Singaporean sustainable fats startup Terra Oleo has emerged from stealth with a $3.1M funding round and selection in Breakthrough Energy’s 2025 Fellows cohort.
Turning agro-industrial waste into sustainable alternatives to palm oil and cocoa butter, Singapore firm Terra Oleo has raised $3.1M in funding from ADB Ventures, The Radical Fund, Elev8.vc, Better Bite Ventures, and a “strategic corporate investor” from the palm oil industry, among others.
The startup has also been named in the 2025 Fellows programme by Bill Gates’s Breakthrough Energy. The initiative helps founders bridge the gap from lab to market and supports early-stage innovators with capital and mentorship. Fellows are selected through a rigorous process to ensure their technologies can reduce emissions at scale, by at least five gigatonnes per year.
Terra Oleo – whose waste-valorising, precision-fermented fats cut emissions by up to 86%, land use by 90%, and water use by 88% – was selected to solve the climate, regulatory, and supply challenges facing palm oil and cocoa supply chains. The organisation’s backing will help it scale up production and advance customer formulation testing and validation.
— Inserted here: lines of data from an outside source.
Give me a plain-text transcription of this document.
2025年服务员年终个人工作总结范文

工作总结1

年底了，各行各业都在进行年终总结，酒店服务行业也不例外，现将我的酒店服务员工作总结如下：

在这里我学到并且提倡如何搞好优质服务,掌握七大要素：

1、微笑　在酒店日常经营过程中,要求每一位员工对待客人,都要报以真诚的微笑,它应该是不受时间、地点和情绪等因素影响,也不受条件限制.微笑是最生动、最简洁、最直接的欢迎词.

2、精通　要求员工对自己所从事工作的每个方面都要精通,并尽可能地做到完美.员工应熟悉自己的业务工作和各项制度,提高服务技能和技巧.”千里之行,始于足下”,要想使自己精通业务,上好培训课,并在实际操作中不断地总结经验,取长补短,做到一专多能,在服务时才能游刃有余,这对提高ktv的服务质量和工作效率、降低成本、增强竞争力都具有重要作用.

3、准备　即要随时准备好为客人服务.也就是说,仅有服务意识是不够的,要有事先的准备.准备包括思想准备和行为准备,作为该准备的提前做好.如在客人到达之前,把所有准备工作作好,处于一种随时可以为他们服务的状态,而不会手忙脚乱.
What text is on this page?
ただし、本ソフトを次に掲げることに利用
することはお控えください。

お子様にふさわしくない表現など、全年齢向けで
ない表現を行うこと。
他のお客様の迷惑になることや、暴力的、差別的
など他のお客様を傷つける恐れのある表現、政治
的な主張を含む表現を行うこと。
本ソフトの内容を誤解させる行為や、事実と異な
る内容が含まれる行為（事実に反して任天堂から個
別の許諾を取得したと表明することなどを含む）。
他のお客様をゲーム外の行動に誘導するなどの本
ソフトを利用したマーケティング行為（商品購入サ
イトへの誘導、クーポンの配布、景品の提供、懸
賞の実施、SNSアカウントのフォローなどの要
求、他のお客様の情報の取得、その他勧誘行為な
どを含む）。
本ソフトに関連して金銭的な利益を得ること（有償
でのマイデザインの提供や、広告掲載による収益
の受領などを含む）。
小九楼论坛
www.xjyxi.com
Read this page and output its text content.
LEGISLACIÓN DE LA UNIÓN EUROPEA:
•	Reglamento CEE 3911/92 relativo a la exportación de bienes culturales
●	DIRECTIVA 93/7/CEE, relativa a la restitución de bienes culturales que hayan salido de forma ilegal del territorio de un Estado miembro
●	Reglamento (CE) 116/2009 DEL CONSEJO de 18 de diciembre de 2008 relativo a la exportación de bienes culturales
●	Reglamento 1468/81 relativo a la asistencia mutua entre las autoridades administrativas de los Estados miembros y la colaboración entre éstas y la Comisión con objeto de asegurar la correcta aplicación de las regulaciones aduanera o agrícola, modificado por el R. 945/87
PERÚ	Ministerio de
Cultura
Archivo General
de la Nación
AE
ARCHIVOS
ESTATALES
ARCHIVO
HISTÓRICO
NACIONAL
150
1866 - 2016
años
“We are at lab-scale moving into pre-pilot scale. Several of our higher-value target ingredients are at price parity with their conventional equivalents,” co-founder and CEO Shen Ming Lee tells Green Queen.
Sustainable fats from starch, biodiesel and olechemical waste

Lee, who founded Terra Oleo with Boon Uranukul and Min Hao Wong, grew up in the palm oil industry, with her family’s business among the world’s largest producers of the oil. So she firsthand knows the problems posed by its production.
The omnipresent fat is revered for its neutral flavour, smell and colour, and ability to withstand high temperatures and act as a natural preservative. But producing it is linked to mass tropical deforestation and wildlife and human rights abuses.
Indonesia and Malaysia alone are home to 90% of oil palm trees – the former’s forests have been subject to wildfires emanating directly from palm plantations in 2019. Palm oil production has increased tenfold since 1980, and as demand increases, more forests are set to be burnt down, a form of mass deforestation that emits greenhouse gases, while removing trees that would help absorb them.
Climate change is disrupting the cocoa industry too. Global stocks of the crop have slumped to their lowest in a decade. Plantations in the Ivory Coast and Ghana, the two largest producers, are the hardest hit due to extreme weather and crop diseases. That has caused cocoa prices to reach all-time highs.
Terra Oleo is betting on waste and fermentation to decarbonise these two industries. Its precision fermentation process modifies yeast into lipids with customisable profiles for high-value palm and cocoa applications, and eschews the energy-intensive refining steps and toxic byproducts of oleochemical processes.
“Our defensible tech edge lies in deep expertise in microbial strain engineering, which enables our yeast to directly produce application-ready specifications of high-value palm oil derivatives (specialty oleochemicals) and cocoa butter equivalents,” said Lee.
“In parallel, we employ synthetic biology innovations to enhance process economics, from efficiently utilising low-cost agro-industrial waste streams to reducing downstream processing costs,” she added. “We source cost-effective waste streams from starch, biodiesel, and oleochemical production, which are abundant across Southeast Asia.”
Terra Oleo is already testing palm and cocoa fat substitutes with companies

Terra Oleo’s process overcomes the limits of natural microbes, delivering superior unit economics and faster market adoption than other solutions. “We’ve built strain capabilities across three yeast species,” Lee said, without disclosing the specifics.
At full scale, its technology is predicted to remove 900 million tonnes of CO2 from the palm and cocoa supply chains annually, affecting products across the personal care, cosmetics, pharmaceutical and food industries.
“We are manufacturing in Thailand and Singapore across all target products. We are product testing with several global and regional leaders in oleochemicals, food, personal care, and cosmetics. Product validation is underway,” said Lee.
“We will use the funds to scale from lab to pilot and advance formulation testing and validation with key customers,” she said of the capital raise.
Ashley Gross, VP of Breakthrough Energy, added: “We’re honoured to have the opportunity to work with talented founders who are tackling the most difficult climate and energy challenges around the world.”
Terra Oleo’s raise comes amid rapid advancements in the sustainable fats sector. This month, British firm Clean Food Group received regulatory approval in the US, EU and UK to sell its yeast-derived oil in cosmetic applications, and Estonia’s Äio completed a one-tonne production run for its palm oil substitute, eyeing market entry by year-end.
And yesterday, Dutch producer NoPalm Ingredients signed a deal with dairy giant Milcobel to use its whey permeate as a fermentation feedstock for its palm oil alternatives. It will also explore the feasibility of co-locating its first commercial-scale factory at the latter’s site in Langemark.